Chapter 2 extends the basic coalescent model to account for deterministically changing population sizes, recombination, and population subdivision. Chapter 3 deals with natural selection. This covers the stochastic dynamics of allele frequencies under directional or balanced selection, re-deriving a number of results published by Kimura and others several decades ago using the diffusion approximation. The chapter also discusses evolution at a neutral locus linked to a selected locus, that is, background selection and genetic hitchhiking. Chapter 4 describes the popular tests of neutrality, including Tajima's D statistic, Fu and Li's D, the HKA test, and the McDonald–Kreitman test.

In those four chapters, the author did an admirable job in providing a concise and up-to-date summary of modern molecular population genetics. The details of derivations are often given, allowing the reader to follow the theory. In this regard, the author could have helped the reader by describing the assumptions of the models more explicitly; sometimes I had to study the proof to understand the model assumptions. An important area of study that is entirely missing is full likelihood-based coalescent methods, using computation-intensive methods such as importance sampling and Markov chain Monte Carlo. The book is limited to models and methods analytically tractable, and estimation of parameters from read data examples used in the book typically takes a method-of-moments approach. However, for inference under parameter-rich models incorporating multiple processes such as population size change, recombination, and/or population structure, a method-of-moments approach based on simple statistics such as Fst does not seem workable, and methods that make more efficient use of information in the data become necessary. Intensive research in this area in the past 20 years has produced algorithms that are practically useful for real data analysis; see Donnelly and Tavare (1997) and Balding et al. (2003).
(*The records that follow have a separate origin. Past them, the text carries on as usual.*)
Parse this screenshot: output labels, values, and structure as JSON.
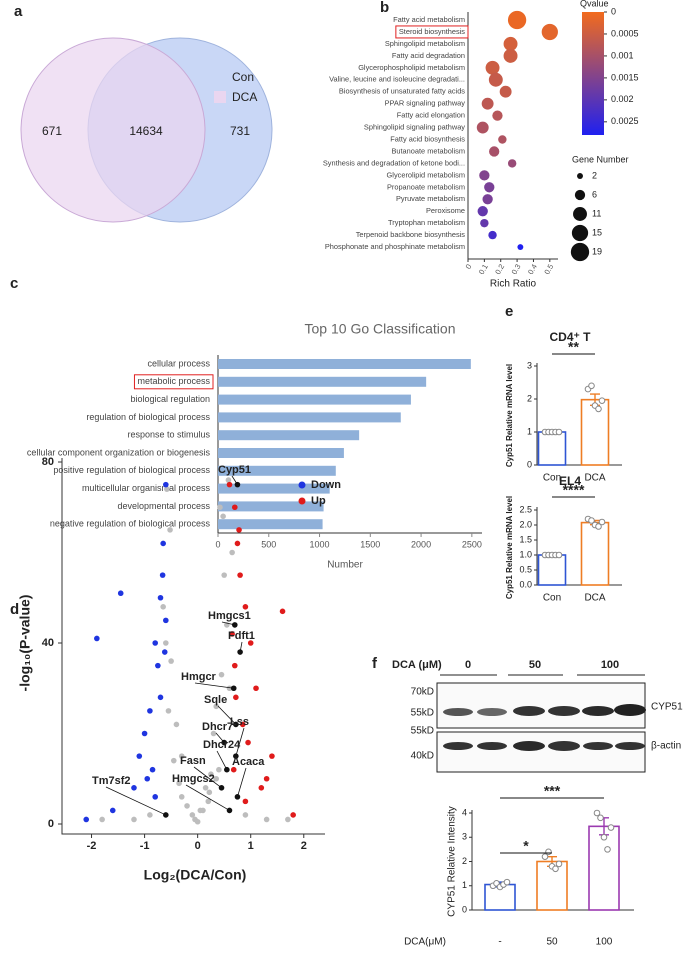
{
  "chart_data": [
    {
      "type": "venn",
      "panel": "a",
      "sets": [
        {
          "name": "Con",
          "color": "#c9d7f6"
        },
        {
          "name": "DCA",
          "color": "#ead6f0"
        }
      ],
      "values": [
        671,
        14634,
        731
      ]
    },
    {
      "type": "bubble",
      "panel": "b",
      "categories": [
        "Fatty acid metabolism",
        "Steroid biosynthesis",
        "Sphingolipid metabolism",
        "Fatty acid degradation",
        "Glycerophospholipid metabolism",
        "Valine, leucine and isoleucine degradati...",
        "Biosynthesis of unsaturated fatty acids",
        "PPAR signaling pathway",
        "Fatty acid elongation",
        "Sphingolipid signaling pathway",
        "Fatty acid biosynthesis",
        "Butanoate metabolism",
        "Synthesis and degradation of ketone bodi...",
        "Glycerolipid metabolism",
        "Propanoate metabolism",
        "Pyruvate metabolism",
        "Peroxisome",
        "Tryptophan metabolism",
        "Terpenoid backbone biosynthesis",
        "Phosphonate and phosphinate metabolism"
      ],
      "x": [
        0.3,
        0.5,
        0.26,
        0.26,
        0.15,
        0.17,
        0.23,
        0.12,
        0.18,
        0.09,
        0.21,
        0.16,
        0.27,
        0.1,
        0.13,
        0.12,
        0.09,
        0.1,
        0.15,
        0.32
      ],
      "size": [
        19,
        15,
        11,
        11,
        11,
        11,
        8,
        8,
        6,
        8,
        4,
        6,
        4,
        6,
        6,
        6,
        6,
        4,
        4,
        2
      ],
      "qvalue": [
        0.0001,
        0.0002,
        0.0004,
        0.0005,
        0.0005,
        0.0006,
        0.0006,
        0.0007,
        0.0008,
        0.0009,
        0.0009,
        0.001,
        0.0012,
        0.0015,
        0.0016,
        0.0016,
        0.0019,
        0.0019,
        0.0023,
        0.0028
      ],
      "highlight": 1,
      "xlabel": "Rich Ratio",
      "xlim": [
        0,
        0.55
      ],
      "xticks": [
        0,
        0.1,
        0.2,
        0.3,
        0.4,
        0.5
      ],
      "color_title": "Qvalue",
      "clim": [
        0,
        0.0028
      ],
      "cticks": [
        0,
        0.0005,
        0.001,
        0.0015,
        0.002,
        0.0025
      ],
      "colors": [
        "#f26b1d",
        "#1f20f0"
      ],
      "size_title": "Gene Number",
      "size_ticks": [
        2,
        6,
        11,
        15,
        19
      ]
    },
    {
      "type": "hbar",
      "panel": "c",
      "title": "Top 10 Go Classification",
      "categories": [
        "cellular process",
        "metabolic process",
        "biological regulation",
        "regulation of biological process",
        "response to stimulus",
        "cellular component organization or biogenesis",
        "positive regulation of biological process",
        "multicellular organismal process",
        "developmental process",
        "negative regulation of biological process"
      ],
      "values": [
        2490,
        2050,
        1900,
        1800,
        1390,
        1240,
        1160,
        1100,
        1040,
        1030
      ],
      "color": "#8fb0d9",
      "highlight": 1,
      "xlabel": "Number",
      "xlim": [
        0,
        2600
      ],
      "xticks": [
        0,
        500,
        1000,
        1500,
        2000,
        2500
      ]
    },
    {
      "type": "scatter",
      "panel": "d",
      "xlabel": "Log₂(DCA/Con)",
      "ylabel": "-log₁₀(P-value)",
      "xlim": [
        -2.5,
        2.4
      ],
      "ylim": [
        0,
        80
      ],
      "xticks": [
        -2,
        -1,
        0,
        1,
        2
      ],
      "yticks": [
        0,
        40,
        80
      ],
      "series": [
        {
          "color": "#bdbdbd",
          "x": [
            -0.1,
            0.05,
            0.2,
            -0.3,
            0.35,
            -0.45,
            0.5,
            -0.55,
            0.6,
            -0.2,
            0.15,
            0.4,
            -0.35,
            0.25,
            -0.6,
            0.55,
            -0.5,
            0.45,
            0.3,
            -0.4,
            0.65,
            -0.65,
            0.1,
            -0.05,
            0.5,
            -0.3,
            0.35,
            -1.2,
            1.3,
            -1.8,
            1.7,
            -0.9,
            0.9,
            0.0,
            0.42,
            -0.58,
            0.58,
            -0.52,
            0.48,
            0.22
          ],
          "y": [
            2,
            3,
            5,
            6,
            10,
            14,
            18,
            25,
            30,
            4,
            8,
            12,
            9,
            11,
            40,
            44,
            36,
            33,
            20,
            22,
            60,
            48,
            3,
            1,
            55,
            15,
            26,
            1,
            1,
            1,
            1,
            2,
            2,
            0.5,
            70,
            74,
            76,
            65,
            68,
            7
          ]
        },
        {
          "name": "Down",
          "color": "#1f35e0",
          "x": [
            -0.6,
            -0.65,
            -0.7,
            -0.8,
            -0.75,
            -0.9,
            -1.0,
            -1.1,
            -0.6,
            -0.62,
            -0.85,
            -1.45,
            -1.9,
            -1.6,
            -0.7,
            -0.95,
            -0.66,
            -1.2,
            -0.8,
            -2.1
          ],
          "y": [
            75,
            62,
            50,
            40,
            35,
            25,
            20,
            15,
            45,
            38,
            12,
            51,
            41,
            3,
            28,
            10,
            55,
            8,
            6,
            1
          ]
        },
        {
          "name": "Up",
          "color": "#e01b1b",
          "x": [
            0.6,
            0.7,
            0.75,
            0.8,
            0.9,
            1.0,
            1.1,
            0.65,
            0.85,
            1.3,
            1.6,
            1.4,
            0.7,
            0.95,
            1.2,
            0.78,
            1.8,
            0.72,
            0.68,
            0.9
          ],
          "y": [
            75,
            70,
            62,
            55,
            48,
            40,
            30,
            42,
            22,
            10,
            47,
            15,
            35,
            18,
            8,
            65,
            2,
            28,
            12,
            5
          ]
        }
      ],
      "annotations": [
        {
          "text": "Cyp51",
          "x": 0.75,
          "y": 75
        },
        {
          "text": "Hmgcs1",
          "x": 0.7,
          "y": 44
        },
        {
          "text": "Fdft1",
          "x": 0.8,
          "y": 38
        },
        {
          "text": "Hmgcr",
          "x": 0.68,
          "y": 30
        },
        {
          "text": "Sqle",
          "x": 0.72,
          "y": 22
        },
        {
          "text": "Lss",
          "x": 0.72,
          "y": 15
        },
        {
          "text": "Dhcr7",
          "x": 0.5,
          "y": 18
        },
        {
          "text": "Dhcr24",
          "x": 0.55,
          "y": 12
        },
        {
          "text": "Fasn",
          "x": 0.45,
          "y": 8
        },
        {
          "text": "Acaca",
          "x": 0.75,
          "y": 6
        },
        {
          "text": "Hmgcs2",
          "x": 0.6,
          "y": 3
        },
        {
          "text": "Tm7sf2",
          "x": -0.6,
          "y": 2
        }
      ]
    },
    {
      "type": "bar_dot",
      "panel": "e",
      "title": "CD4⁺ T",
      "ylabel": "Cyp51 Relative mRNA level",
      "categories": [
        "Con",
        "DCA"
      ],
      "values": [
        1.0,
        1.98
      ],
      "errors": [
        0.02,
        0.17
      ],
      "points": [
        [
          1,
          1,
          1,
          1,
          1
        ],
        [
          2.3,
          2.4,
          1.8,
          1.7,
          1.95
        ]
      ],
      "colors": [
        "#2f55d4",
        "#ee7d24"
      ],
      "ylim": [
        0,
        3
      ],
      "yticks": [
        0,
        1,
        2,
        3
      ],
      "significance": [
        {
          "from": 0,
          "to": 1,
          "label": "**"
        }
      ]
    },
    {
      "type": "bar_dot",
      "title": "EL4",
      "ylabel": "Cyp51 Relative mRNA level",
      "categories": [
        "Con",
        "DCA"
      ],
      "values": [
        1.0,
        2.08
      ],
      "errors": [
        0.01,
        0.07
      ],
      "points": [
        [
          1,
          1,
          1,
          1,
          1
        ],
        [
          2.2,
          2.15,
          2.0,
          1.95,
          2.1
        ]
      ],
      "colors": [
        "#2f55d4",
        "#ee7d24"
      ],
      "ylim": [
        0,
        2.5
      ],
      "yticks": [
        {
          "value": 0,
          "label": "0.0"
        },
        {
          "value": 0.5,
          "label": "0.5"
        },
        {
          "value": 1,
          "label": "1.0"
        },
        {
          "value": 1.5,
          "label": "1.5"
        },
        {
          "value": 2,
          "label": "2.0"
        },
        {
          "value": 2.5,
          "label": "2.5"
        }
      ],
      "significance": [
        {
          "from": 0,
          "to": 1,
          "label": "****"
        }
      ]
    },
    {
      "type": "bar_dot",
      "ylabel": "CYP51 Relative Intensity",
      "xlabel": "DCA(μM)",
      "categories": [
        "-",
        "50",
        "100"
      ],
      "values": [
        1.05,
        2.0,
        3.45
      ],
      "errors": [
        0.1,
        0.2,
        0.35
      ],
      "points": [
        [
          1.0,
          1.1,
          0.95,
          1.05,
          1.15
        ],
        [
          2.2,
          2.4,
          1.8,
          1.7,
          1.9
        ],
        [
          4.0,
          3.8,
          3.0,
          2.5,
          3.4
        ]
      ],
      "colors": [
        "#2f55d4",
        "#ee7d24",
        "#9b3ab0"
      ],
      "ylim": [
        0,
        4
      ],
      "yticks": [
        0,
        1,
        2,
        3,
        4
      ],
      "significance": [
        {
          "from": 0,
          "to": 1,
          "label": "*"
        },
        {
          "from": 0,
          "to": 2,
          "label": "***"
        }
      ]
    }
  ],
  "blot": {
    "panel": "f",
    "treatment_label": "DCA (μM)",
    "doses": [
      "0",
      "50",
      "100"
    ],
    "markers": [
      "70kD",
      "55kD",
      "55kD",
      "40kD"
    ],
    "proteins": [
      "CYP51",
      "β-actin"
    ]
  }
}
Chapter 5 is on genome rearrangement and introduces models for describing chromosome sizes, inference of the number of inversions to transform one genome into another. It also covers translocations and gene duplications. This chapter is somewhat out of place, as it is not population genetics as the other four chapters are, and is not really probabilistic. Inference of rearrangement events is extremely important to comparative genomics. Current algorithms, however, are based on parsimony-style arguments, and attempt to locate the path that transforms one genome into another by a minimum number of rearrangement events. Even such a minimum-path approach already poses serious computational difficulties. To an evolutionary biologist, it would be interesting to estimate the rates at which genome-rearrangements events occur relative to nucleotide substitutions. The data generated from the various genome projects appear to contain sufficient information for such inference. However, a fully probabilistic approach to the problem does not seem tractable as the process of genome evolution over time is difficult to model. It is unclear whether a simulation algorithm might be developed, which might be combined with an approximate Bayes approach to enable computation through Markov chain Monte Carlo. This is a very active area of research and the next few years may well see exciting breakthroughs.

Overall, I found the book great fun to read. I recommend it to population geneticists who are interested in a concise modern summary of analytical results in the field, and to mathematicians who would like to work in this exciting area of research.